When that happened, Burris, the car owner, was personally served notice, and Barth, who couldn’t be found, was given notice “by publication,” an ad in the newspaper. Neither of them responded formally to the court, however, and in December 2002 a trial court gave Morin a default judgement against the other two. Many months later, in February 2004, Barth and Burris filed papers asking that default decision be set aside, since they had “informally appeared” at various points. As the Supreme Court wrote, “The trial court agreed and vacated the default judgment. Morin appealed. The Court of Appeals, Division One, concluded that in light of the prelitigation contact between Farmers and Morin, including the payment for property damage, the trial court had not abused its discretion in setting aside default judgment on the ground of an informal appearance.”

The Supreme Court disagreed.

From a key part of the decision:

This court has long favored resolution of cases on their merits over default judgments. Thus, we will liberally set aside default judgments pursuant to CR 55(c) and CR 60 and for equitable reasons in the interests of fairness and justice. Similarly, if default judgment is rendered against a party who was entitled to, but did not receive, notice, the judgment will be set aside. We have also held that the doctrine of substantial compliance applies to the notice requirement of CR 4 when enforcing or setting aside judgments under CR 55 and CR 60. Substantial compliance with the appearance requirement may be satisfied informally.

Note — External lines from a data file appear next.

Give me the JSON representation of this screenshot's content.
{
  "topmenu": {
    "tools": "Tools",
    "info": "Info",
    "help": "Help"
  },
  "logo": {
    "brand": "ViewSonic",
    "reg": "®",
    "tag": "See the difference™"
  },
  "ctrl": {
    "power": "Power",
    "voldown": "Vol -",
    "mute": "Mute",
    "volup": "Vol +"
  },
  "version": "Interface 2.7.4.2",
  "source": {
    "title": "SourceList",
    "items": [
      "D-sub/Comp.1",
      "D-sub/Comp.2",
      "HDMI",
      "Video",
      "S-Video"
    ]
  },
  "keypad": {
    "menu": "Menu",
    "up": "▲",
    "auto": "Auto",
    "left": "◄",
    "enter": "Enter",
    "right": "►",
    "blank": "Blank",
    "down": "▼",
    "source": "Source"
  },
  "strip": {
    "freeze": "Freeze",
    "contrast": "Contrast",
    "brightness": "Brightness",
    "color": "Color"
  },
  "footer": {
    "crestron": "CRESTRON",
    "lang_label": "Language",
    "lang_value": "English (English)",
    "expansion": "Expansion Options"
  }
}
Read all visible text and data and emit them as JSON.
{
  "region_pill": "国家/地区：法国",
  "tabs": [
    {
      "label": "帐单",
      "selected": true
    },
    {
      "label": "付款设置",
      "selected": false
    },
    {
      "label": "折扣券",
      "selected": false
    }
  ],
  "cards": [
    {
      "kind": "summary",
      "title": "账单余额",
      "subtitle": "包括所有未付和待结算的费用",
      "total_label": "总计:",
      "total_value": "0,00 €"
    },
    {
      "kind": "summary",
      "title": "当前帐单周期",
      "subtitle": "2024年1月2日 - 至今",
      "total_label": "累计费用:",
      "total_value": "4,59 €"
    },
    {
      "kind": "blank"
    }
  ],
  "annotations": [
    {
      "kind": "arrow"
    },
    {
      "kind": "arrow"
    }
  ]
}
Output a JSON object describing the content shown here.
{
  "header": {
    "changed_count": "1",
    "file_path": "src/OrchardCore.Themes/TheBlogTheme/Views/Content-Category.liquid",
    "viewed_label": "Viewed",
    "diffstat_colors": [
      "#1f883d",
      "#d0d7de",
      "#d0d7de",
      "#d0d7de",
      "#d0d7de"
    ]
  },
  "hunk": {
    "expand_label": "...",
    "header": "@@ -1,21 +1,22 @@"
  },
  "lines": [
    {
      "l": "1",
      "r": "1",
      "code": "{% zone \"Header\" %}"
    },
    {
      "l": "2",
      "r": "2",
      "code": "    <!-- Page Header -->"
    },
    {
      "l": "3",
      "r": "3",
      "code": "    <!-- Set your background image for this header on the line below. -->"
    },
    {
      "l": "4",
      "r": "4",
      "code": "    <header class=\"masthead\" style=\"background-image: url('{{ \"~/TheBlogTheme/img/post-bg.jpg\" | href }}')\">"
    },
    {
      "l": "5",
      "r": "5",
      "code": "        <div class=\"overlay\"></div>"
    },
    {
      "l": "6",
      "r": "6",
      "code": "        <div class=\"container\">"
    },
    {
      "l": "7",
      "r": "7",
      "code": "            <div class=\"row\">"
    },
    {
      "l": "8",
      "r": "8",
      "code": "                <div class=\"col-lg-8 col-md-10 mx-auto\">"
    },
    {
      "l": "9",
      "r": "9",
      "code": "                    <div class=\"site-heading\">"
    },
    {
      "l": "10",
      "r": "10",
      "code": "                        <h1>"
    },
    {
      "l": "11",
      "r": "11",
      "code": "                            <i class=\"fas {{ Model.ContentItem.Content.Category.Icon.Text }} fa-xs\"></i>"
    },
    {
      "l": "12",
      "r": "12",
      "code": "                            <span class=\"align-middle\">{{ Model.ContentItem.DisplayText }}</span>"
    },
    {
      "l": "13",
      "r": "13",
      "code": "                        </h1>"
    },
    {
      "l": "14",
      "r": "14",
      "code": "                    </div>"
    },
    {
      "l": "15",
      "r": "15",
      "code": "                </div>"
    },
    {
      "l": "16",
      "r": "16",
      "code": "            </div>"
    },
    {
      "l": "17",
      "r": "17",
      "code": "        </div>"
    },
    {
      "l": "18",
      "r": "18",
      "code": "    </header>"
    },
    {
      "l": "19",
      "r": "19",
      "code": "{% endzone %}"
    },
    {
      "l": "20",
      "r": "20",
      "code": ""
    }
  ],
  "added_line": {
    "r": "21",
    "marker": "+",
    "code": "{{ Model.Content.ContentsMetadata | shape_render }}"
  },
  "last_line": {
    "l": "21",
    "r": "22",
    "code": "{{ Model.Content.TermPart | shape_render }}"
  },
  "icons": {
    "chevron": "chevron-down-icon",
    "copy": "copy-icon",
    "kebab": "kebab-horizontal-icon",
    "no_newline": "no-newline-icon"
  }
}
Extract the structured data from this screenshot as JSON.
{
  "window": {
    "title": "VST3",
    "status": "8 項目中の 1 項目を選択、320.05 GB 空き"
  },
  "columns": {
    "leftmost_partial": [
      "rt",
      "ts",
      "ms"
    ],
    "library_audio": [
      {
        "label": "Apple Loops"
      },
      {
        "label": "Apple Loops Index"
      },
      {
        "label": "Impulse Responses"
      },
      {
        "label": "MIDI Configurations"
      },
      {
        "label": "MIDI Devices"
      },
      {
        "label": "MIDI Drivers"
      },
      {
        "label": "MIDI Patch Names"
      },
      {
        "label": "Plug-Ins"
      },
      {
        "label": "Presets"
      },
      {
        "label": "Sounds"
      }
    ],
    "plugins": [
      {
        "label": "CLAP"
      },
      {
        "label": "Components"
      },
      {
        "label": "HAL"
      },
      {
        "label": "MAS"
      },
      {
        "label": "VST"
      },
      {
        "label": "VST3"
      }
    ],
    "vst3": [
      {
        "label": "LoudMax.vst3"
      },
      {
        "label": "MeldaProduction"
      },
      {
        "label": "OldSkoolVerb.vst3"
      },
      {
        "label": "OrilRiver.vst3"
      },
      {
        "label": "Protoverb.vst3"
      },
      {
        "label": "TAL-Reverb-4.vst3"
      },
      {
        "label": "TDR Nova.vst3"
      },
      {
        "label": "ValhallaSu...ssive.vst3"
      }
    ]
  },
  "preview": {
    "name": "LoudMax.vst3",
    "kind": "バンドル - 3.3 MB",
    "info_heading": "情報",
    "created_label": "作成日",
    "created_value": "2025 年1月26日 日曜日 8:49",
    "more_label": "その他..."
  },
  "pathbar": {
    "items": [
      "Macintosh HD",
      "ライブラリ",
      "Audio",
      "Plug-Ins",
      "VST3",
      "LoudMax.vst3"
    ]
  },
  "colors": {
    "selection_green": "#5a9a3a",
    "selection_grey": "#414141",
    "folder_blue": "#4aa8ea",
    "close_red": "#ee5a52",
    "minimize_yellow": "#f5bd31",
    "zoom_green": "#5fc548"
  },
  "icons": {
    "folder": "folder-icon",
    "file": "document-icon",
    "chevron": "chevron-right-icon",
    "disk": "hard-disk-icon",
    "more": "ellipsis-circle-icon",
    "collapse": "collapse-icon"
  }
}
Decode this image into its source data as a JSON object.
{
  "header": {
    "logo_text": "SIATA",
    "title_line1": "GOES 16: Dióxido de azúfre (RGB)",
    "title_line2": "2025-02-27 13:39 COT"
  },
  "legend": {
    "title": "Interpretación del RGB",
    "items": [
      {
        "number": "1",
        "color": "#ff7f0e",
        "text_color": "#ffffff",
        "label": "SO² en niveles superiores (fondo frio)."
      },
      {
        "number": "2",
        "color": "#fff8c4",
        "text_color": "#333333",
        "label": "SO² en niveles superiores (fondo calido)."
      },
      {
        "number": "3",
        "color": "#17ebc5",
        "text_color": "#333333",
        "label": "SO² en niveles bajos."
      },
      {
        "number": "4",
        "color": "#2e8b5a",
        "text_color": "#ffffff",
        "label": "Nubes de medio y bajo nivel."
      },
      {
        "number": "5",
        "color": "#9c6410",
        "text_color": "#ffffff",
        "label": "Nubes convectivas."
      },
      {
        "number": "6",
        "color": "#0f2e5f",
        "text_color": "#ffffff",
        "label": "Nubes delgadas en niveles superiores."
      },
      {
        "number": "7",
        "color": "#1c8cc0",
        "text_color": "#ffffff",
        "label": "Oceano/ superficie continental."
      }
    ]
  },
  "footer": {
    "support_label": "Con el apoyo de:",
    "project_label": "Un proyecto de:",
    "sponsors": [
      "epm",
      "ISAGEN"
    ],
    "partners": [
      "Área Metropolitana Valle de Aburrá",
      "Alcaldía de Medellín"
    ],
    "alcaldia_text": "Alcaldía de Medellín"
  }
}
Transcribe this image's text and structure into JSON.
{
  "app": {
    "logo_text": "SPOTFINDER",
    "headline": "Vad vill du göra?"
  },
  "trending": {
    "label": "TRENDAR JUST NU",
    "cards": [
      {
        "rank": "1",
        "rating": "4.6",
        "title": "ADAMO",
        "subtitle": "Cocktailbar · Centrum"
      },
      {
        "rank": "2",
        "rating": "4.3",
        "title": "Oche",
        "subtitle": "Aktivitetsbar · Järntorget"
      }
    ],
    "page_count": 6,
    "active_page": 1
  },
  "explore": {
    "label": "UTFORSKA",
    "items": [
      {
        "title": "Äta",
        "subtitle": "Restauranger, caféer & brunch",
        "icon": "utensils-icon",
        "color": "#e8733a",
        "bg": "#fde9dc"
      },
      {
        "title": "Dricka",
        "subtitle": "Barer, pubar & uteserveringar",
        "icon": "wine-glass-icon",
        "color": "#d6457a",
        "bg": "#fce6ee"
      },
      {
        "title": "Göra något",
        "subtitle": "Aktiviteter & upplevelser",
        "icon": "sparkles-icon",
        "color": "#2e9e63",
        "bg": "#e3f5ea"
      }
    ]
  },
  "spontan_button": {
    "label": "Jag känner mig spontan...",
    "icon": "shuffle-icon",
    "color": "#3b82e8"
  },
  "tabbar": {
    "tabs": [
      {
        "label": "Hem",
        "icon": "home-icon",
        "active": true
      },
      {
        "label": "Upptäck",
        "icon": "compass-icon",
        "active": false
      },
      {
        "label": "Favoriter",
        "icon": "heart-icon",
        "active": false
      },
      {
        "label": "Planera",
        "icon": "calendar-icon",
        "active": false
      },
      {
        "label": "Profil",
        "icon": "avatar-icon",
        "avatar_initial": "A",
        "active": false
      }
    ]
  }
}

However, whether or not a party has substantially complied with the rules must be decided against the fact that litigation is a formal process.
Those who are served with a summons must do more than show intent to
defend; they must in some way appear and acknowledge the jurisdiction of the court after they are served and litigation commences. We disagree with
our learned colleagues below that prelitigation communication alone is
sufficient to satisfy a party’s duty to appear and defend against a court case.
Although substantial compliance with the appearance requirement can be
accomplished informally, we do not adopt the doctrine of informal
appearance as it has been formulated below.

We hold that merely showing intent to defend before a case is filed is
not enough to qualify as an appearance in court. Accordingly, we remand
Morin v. Burris . . . to the trial court for reentry of default judgment.

The court also, however, took a somewhat different view of two other cases involving informal appearances, and its conclusions – noted in the same decision – were rather different in those.

If you want to deal with a legal case informally, you can try – but you run a risk.